Not a good sign, Gallo thought.

Intercepts of electronic signals was the NSA’s raison d’être. There were several minor gathering programs active in Peru, and between them, regional listening posts, and a dedicated satellite network focusing on the Southern Hemisphere, there were plenty of electronic signals to sift through. As Gallo cursored through some of the lists, a single entry jumped out, simply because it was surrounded by white space.

RUSSIAN MILITARY SATS?

“Sats” meant satellites, and the question was a suggestion by one of the analysts that someone check and see if any Russian observation satellites passed over the region and might have gotten optical data. But the suggestion reminded Gallo that he had been looking only at wireless cells rather than satellite communications networks — a much more likely source, and yet one he hadn’t even thought about.

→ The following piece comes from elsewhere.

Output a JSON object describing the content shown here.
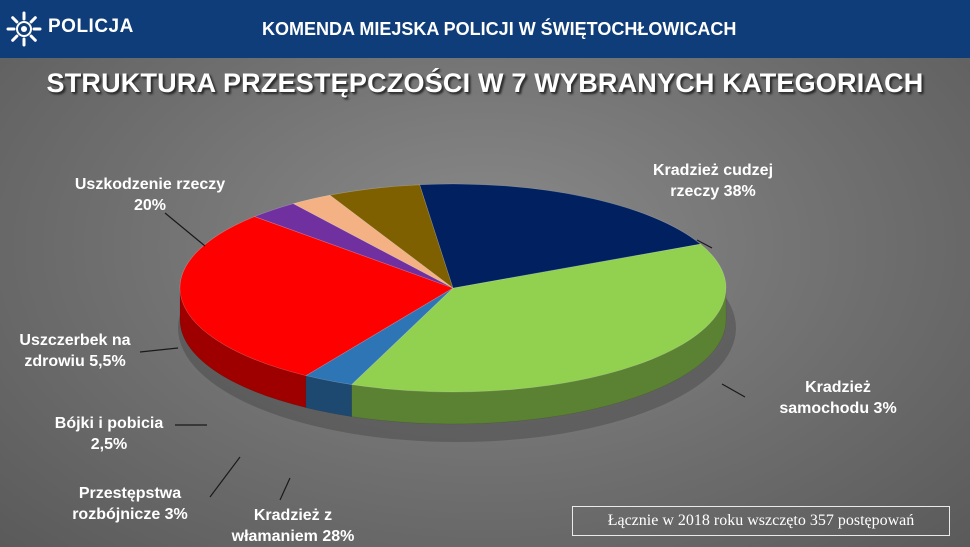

But maybe Johnny Bib had given it to someone else. Rather than calling around or instant messaging to find out, Gallo typed the term into the search engine slot on the page. The search engine came up empty as it scanned the blog. Then, a few seconds later, it spit out a list of results from SpyNet and two NSA-only databases tracking intercepts. (The two-part search was a default “simple” search procedure, designed to save time when the analysts were helping on a mission.) The entries included a few lines summarizing the reference. The first one stuck out immediately: the Russian embassy in Peru had been queried a week before about the continuing unauthorized use of a Russian military communications network.

Gallo had to get help from one of the librarians, but within twenty minutes he knew everything that mattered about the Russian system, and a half hour after that he was looking at intercepted cables saying that the Russian embassy had been working with two military specialists trying to track the satellite phones down.

They were roughly forty miles from the village where the bomb had been found.

Johnny Bib greeted the news of this with his highest praise:

“Ha!”

Shouted twice, at the top of his lungs.

“The Chinese record all of the Russian transmissions,” Johnny told Gallo. “Break into their system and get a copy Go.”

“Not a problem,” said Gallo. “But, like, the Russians were complaining that they couldn’t figure out the encryptions that were being used on the messages.”

“Fortunately, we’re not the Russians.”